Let them do their job [By Jiao Haiyang/China.org.cn] |
Having attached much importance to clean governance, the Communist Party of China (CPC) has remained committed to fighting corruption over the last 90 years.
In the new millennium, Chinese President Hu Jintao has said that the system for preventing and punishing corruption in China should be adapted to suit the socialist market economy. This is the first time that anti-corruption, along with ideology, organization, work style and institutions, has been made one of the basic tasks of the Party's construction.
China.org.cn spoke with Wang Minggao, vice chairman of Hunan University of Commerce (HUC), an expert on anti-corruption, on how best to crack down on corruption today.
China.org.cn: Corruption is very common around the world. Anti-corruption campaigns show that the problem can only be curbed, not eradicated. What are reasons for this persistence?
Wang Minggao: First, mankind has imperfect natural instincts. People's desires to control and dominate are the foundation of power as well as the root of corruption.
Second, some components of power can lead to corruption because they are compulsory, dominant and expansionary as well as random. Those factors can make power expand viciously when there is no efficient external restriction on it. As the British historian Lord Acton said: "All power tends to corrupt and absolute power corrupts absolutely."
Third, a handsome payoff can be a catalyst of corruption. Most human behaviors are in pursuit of profit maximization. As Karl Marx wrote in Das Kapital: "With adequate profit, capital is very bold. A certain 10 percent will ensure its employment anywhere; 20 percent will produce eagerness, 50 percent positive audacity; 100 percent will make it ready to trample on all human laws; 300 percent, and there is not a crime at which it will scruple, nor a risk it will not run, even to the chance of its owner being hanged." The evolution of corruption follows the same route.
China.org.cn: As an advocate of anti-corruption campaigns, why do you believe that China can curb corruption by laws and rules?
Wang Minggao: Corruption has its social and ideological reasons, and the most important among them was that there had not been an effective mechanism to check and supervise those in power, as the late Chinese leader Deng Xiaoping put it.
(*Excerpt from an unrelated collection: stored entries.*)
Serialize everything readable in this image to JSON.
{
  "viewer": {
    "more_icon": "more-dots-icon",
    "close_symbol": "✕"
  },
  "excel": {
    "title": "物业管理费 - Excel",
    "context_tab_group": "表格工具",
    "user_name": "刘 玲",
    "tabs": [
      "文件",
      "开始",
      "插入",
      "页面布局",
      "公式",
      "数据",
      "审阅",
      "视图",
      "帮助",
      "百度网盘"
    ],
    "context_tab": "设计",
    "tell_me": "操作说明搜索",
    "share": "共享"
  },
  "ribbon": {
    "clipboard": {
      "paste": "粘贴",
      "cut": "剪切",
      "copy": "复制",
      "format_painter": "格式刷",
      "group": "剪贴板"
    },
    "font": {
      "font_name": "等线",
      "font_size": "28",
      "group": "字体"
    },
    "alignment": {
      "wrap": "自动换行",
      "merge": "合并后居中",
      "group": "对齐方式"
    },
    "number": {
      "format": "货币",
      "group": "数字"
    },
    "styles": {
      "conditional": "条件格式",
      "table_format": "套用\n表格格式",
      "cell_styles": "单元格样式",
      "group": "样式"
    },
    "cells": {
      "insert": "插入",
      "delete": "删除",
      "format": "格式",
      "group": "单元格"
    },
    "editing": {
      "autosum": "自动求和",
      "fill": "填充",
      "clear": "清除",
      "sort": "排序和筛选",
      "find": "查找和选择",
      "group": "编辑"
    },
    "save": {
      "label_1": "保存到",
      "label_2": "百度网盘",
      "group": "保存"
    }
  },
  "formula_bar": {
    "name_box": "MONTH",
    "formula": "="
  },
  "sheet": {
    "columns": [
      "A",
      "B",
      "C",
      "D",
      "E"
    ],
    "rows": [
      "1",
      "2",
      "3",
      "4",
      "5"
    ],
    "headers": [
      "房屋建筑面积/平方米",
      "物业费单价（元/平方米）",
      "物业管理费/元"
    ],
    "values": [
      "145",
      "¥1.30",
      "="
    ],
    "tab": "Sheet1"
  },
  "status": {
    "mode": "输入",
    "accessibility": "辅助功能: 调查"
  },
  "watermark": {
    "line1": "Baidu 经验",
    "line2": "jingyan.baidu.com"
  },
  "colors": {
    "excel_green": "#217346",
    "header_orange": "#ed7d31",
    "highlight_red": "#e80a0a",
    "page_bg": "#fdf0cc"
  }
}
Laws and regulations for power restriction and supervision geared to the socialist market economy have not been established in China. But executive power is still authorized to allocate social resources under the market economy, so widespread corruption is inevitable.
Deng believed that anti-corruption laws and regulations is a permanent cure. He argued that "a good legal system can limit bad behaviors, while a bad system ruins good behaviors and even turns them to the opposite." To carry out an effective anti-corruption policy, each CPC member and official should be required to work according to laws and regulations, and there should also be an efficient and strict supervision mechanism to ensure compliance. Only the legal system can ensure proper supervision.
China.org.cn: Why do the CPC's anti-corruption campaigns produce little effect?
Wang Minggao: First, there is no effective mechanism for checks and balances in China. Lots of departments have the right to make laws. Departments only focus on their own interest and power and neglect their responsibilities when legislating or issuing regulations. Moreover, they naturally evade the checks that are in place, which provide too many loopholes for corrupt officials.
Another reason is that legal provisions governing corruption are not systematic. Although there are more than 1,200 provisions and documents in China regarding corruption, they are scattered in various laws and regulations concerning crime, administration and economics. Some of them are even contradictory to one another. It's not easy to implement these regulations and laws in practice. Systematic loopholes have also diminished the credibility and authority of laws and reduced the effectiveness of anti-corruption efforts. There must be a law on anti-corruption as a guideline to direct implementation of such policies.
Second, the laws and regulations are difficult to carry out. A law's value depends on the quality of its enforcement. Without proper administration, the best legal system is only empty words. Lack of effective enforcement has caused few corrupt officials to be caught in recent years and more and serious corruption to occur.
On the whole, in order to enhance anti-corruption, we must improve the quality of the legal system and the rigidity of enforcement, putting better standards into meaningful law.